The first MHA program is the Home Affordable Modification Program. HAMP assists eligible borrowers lower their monthly payments in order to make them more affordable and sustainable through a uniform modification process. HAMP is targeted to borrowers with a financial hardship that are either delinquent or in danger of falling behind on their mortgage payments, and who obtained their mortgage on or before January 1, 2009. Borrowers seeking a HAMP modification must be employed and have sufficient documented income to support a modified payment. As of December 31, 2014, 59 first lien mortgages originated through the Home Loan Program have received permanent HAMP modifications. Borrowers approved for HAMP modifications are eligible to have the second lien modified under HAMP’s “2MP” component once it exits the deferral period and becomes fully amortizing. There have been 24 2MP modifications as of the end of 2014, and each mirrors the terms of the associated first lien HAMP modification.

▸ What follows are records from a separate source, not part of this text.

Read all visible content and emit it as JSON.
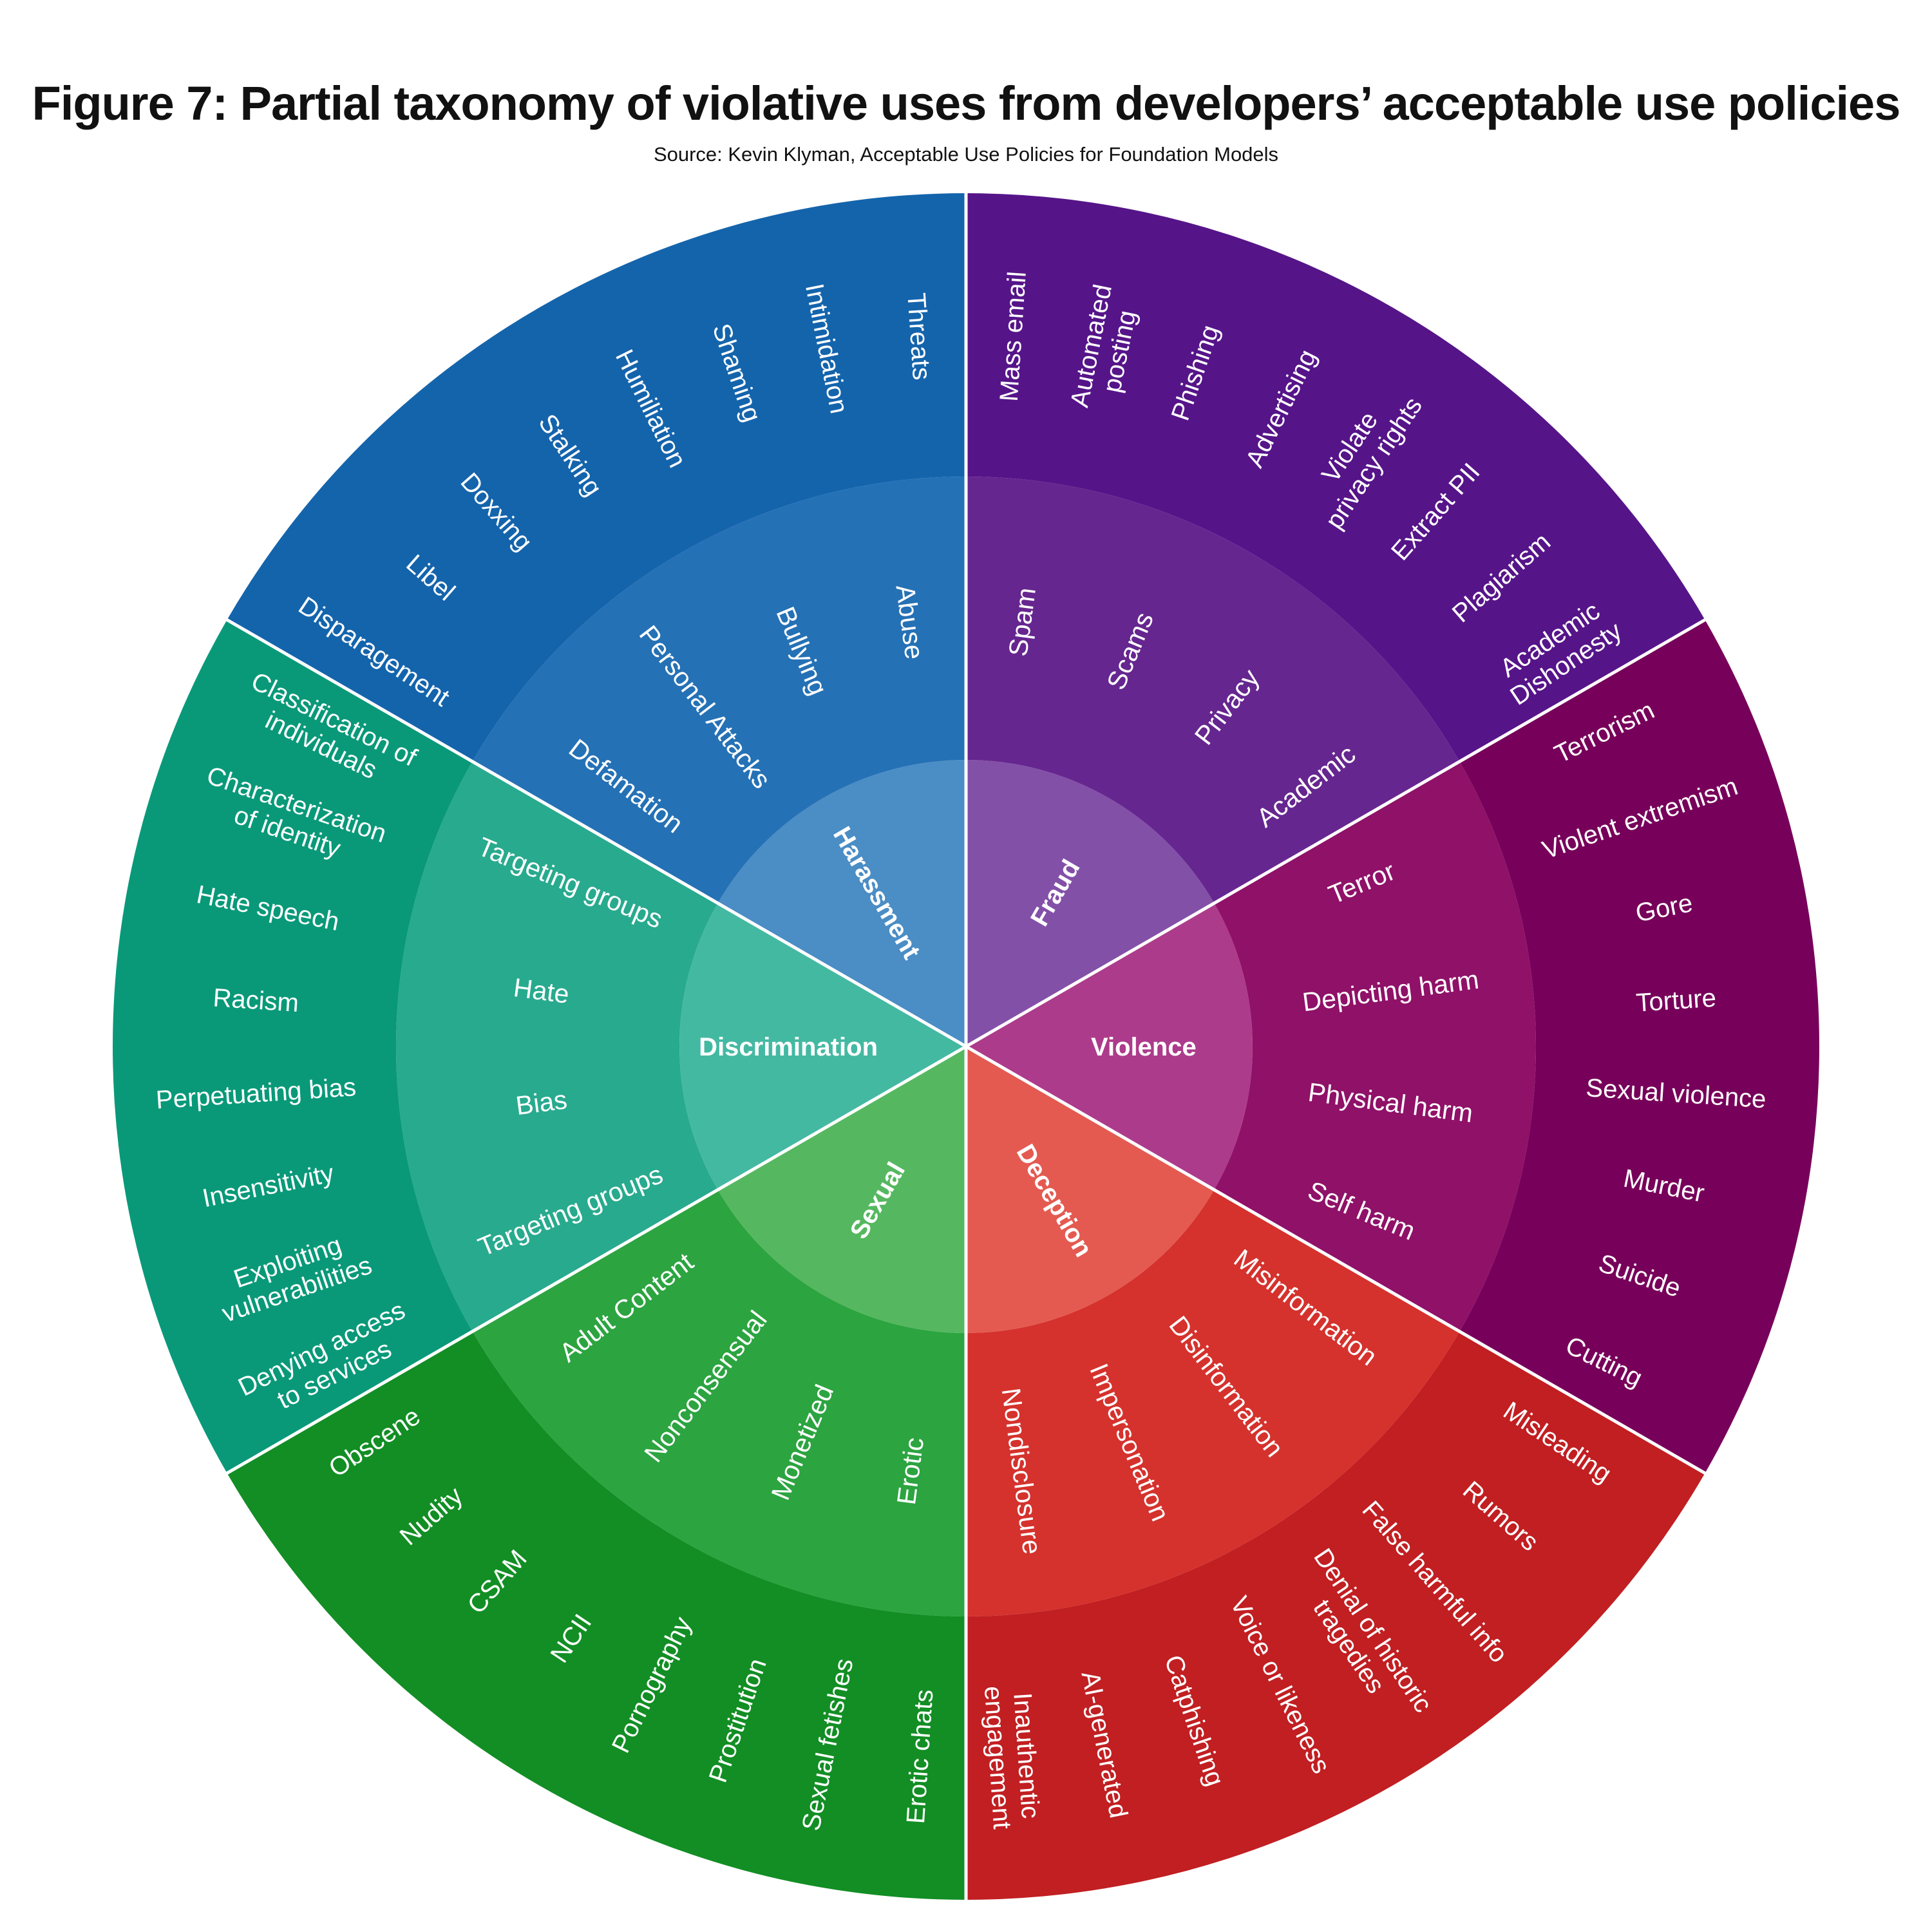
{
  "title": "Figure 7: Partial taxonomy of violative uses from developers’ acceptable use policies",
  "subtitle": "Source: Kevin Klyman, Acceptable Use Policies for Foundation Models",
  "categories": [
    {
      "name": "Fraud",
      "colors": {
        "inner": "#8350a8",
        "middle": "#66268f",
        "outer": "#561489"
      },
      "subcategories": [
        {
          "name": "Spam",
          "items": [
            "Mass email",
            "Automated\nposting"
          ]
        },
        {
          "name": "Scams",
          "items": [
            "Phishing",
            "Advertising"
          ]
        },
        {
          "name": "Privacy",
          "items": [
            "Violate\nprivacy rights",
            "Extract PII"
          ]
        },
        {
          "name": "Academic",
          "items": [
            "Plagiarism",
            "Academic\nDishonesty"
          ]
        }
      ]
    },
    {
      "name": "Violence",
      "colors": {
        "inner": "#ad3b8b",
        "middle": "#8f1168",
        "outer": "#77005a"
      },
      "subcategories": [
        {
          "name": "Terror",
          "items": [
            "Terrorism",
            "Violent extremism"
          ]
        },
        {
          "name": "Depicting harm",
          "items": [
            "Gore",
            "Torture"
          ]
        },
        {
          "name": "Physical harm",
          "items": [
            "Sexual violence",
            "Murder"
          ]
        },
        {
          "name": "Self harm",
          "items": [
            "Suicide",
            "Cutting"
          ]
        }
      ]
    },
    {
      "name": "Deception",
      "colors": {
        "inner": "#e45a51",
        "middle": "#d5322d",
        "outer": "#c11f22"
      },
      "subcategories": [
        {
          "name": "Misinformation",
          "items": [
            "Misleading",
            "Rumors"
          ]
        },
        {
          "name": "Disinformation",
          "items": [
            "False harmful info",
            "Denial of historic\ntragedies"
          ]
        },
        {
          "name": "Impersonation",
          "items": [
            "Voice or likeness",
            "Catphishing"
          ]
        },
        {
          "name": "Nondisclosure",
          "items": [
            "AI-generated",
            "Inauthentic\nengagement"
          ]
        }
      ]
    },
    {
      "name": "Sexual",
      "colors": {
        "inner": "#55b860",
        "middle": "#2ca440",
        "outer": "#128e24"
      },
      "subcategories": [
        {
          "name": "Erotic",
          "items": [
            "Erotic chats",
            "Sexual fetishes"
          ]
        },
        {
          "name": "Monetized",
          "items": [
            "Prostitution",
            "Pornography"
          ]
        },
        {
          "name": "Nonconsensual",
          "items": [
            "NCII",
            "CSAM"
          ]
        },
        {
          "name": "Adult Content",
          "items": [
            "Nudity",
            "Obscene"
          ]
        }
      ]
    },
    {
      "name": "Discrimination",
      "colors": {
        "inner": "#44b9a2",
        "middle": "#28aa8e",
        "outer": "#099979"
      },
      "subcategories": [
        {
          "name": "Targeting groups",
          "items": [
            "Denying access\nto services",
            "Exploiting\nvulnerabilities"
          ]
        },
        {
          "name": "Bias",
          "items": [
            "Insensitivity",
            "Perpetuating bias"
          ]
        },
        {
          "name": "Hate",
          "items": [
            "Racism",
            "Hate speech"
          ]
        },
        {
          "name": "Targeting groups",
          "items": [
            "Characterization\nof identity",
            "Classification of\nindividuals"
          ]
        }
      ]
    },
    {
      "name": "Harassment",
      "colors": {
        "inner": "#4b8dc5",
        "middle": "#2571b5",
        "outer": "#1464ac"
      },
      "subcategories": [
        {
          "name": "Defamation",
          "items": [
            "Disparagement",
            "Libel"
          ]
        },
        {
          "name": "Personal Attacks",
          "items": [
            "Doxxing",
            "Stalking"
          ]
        },
        {
          "name": "Bullying",
          "items": [
            "Humiliation",
            "Shaming"
          ]
        },
        {
          "name": "Abuse",
          "items": [
            "Intimidation",
            "Threats"
          ]
        }
      ]
    }
  ],
  "separator_color": "#ffffff"
}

Another major program included in MHA is the Home Affordable Refinance Program. HARP is for borrowers who are current on their mortgages with a good payment history during the past twelve months. A significant qualifier for HARP is that the mortgage must have been purchased by Fannie Mae or Freddie Mac on or before May 31, 2009. Whenever a HARP refinance involves a second lien, the second lien holder must agree to resubordinate their position to a new first lien. Doing so entails CalSTRS granting an exception to a term established in the second mortgage note which requires the second mortgage be paid in full immediately, should the first lien be refinanced. Our decision to grant this exception for HARP is predicated on the refinance being done via the existing servicer. This affords continued performance reporting should the new first lien become delinquent in the future; whereas if the HARP were to be done via other lenders, there would be no mechanism to trigger a devaluation on our second liens should their associated HARP first lien fall delinquent. CalSTRS has no direct financial interest in the new first lien created via HARP and consequentially, no influence over the rate offered. Refinancing information, including HARP refinancing, is addressed in the Home Loan Program’s first Frequently Asked Question on the CalSTRS website. Most HARP eligible borrowers have already refinanced during this period of low mortgage interest rates; however, we still see occasional HARP activity. As of December 31, 2014, there have been 621 first lien mortgages originated through the home loan program which have been refinanced via HARP.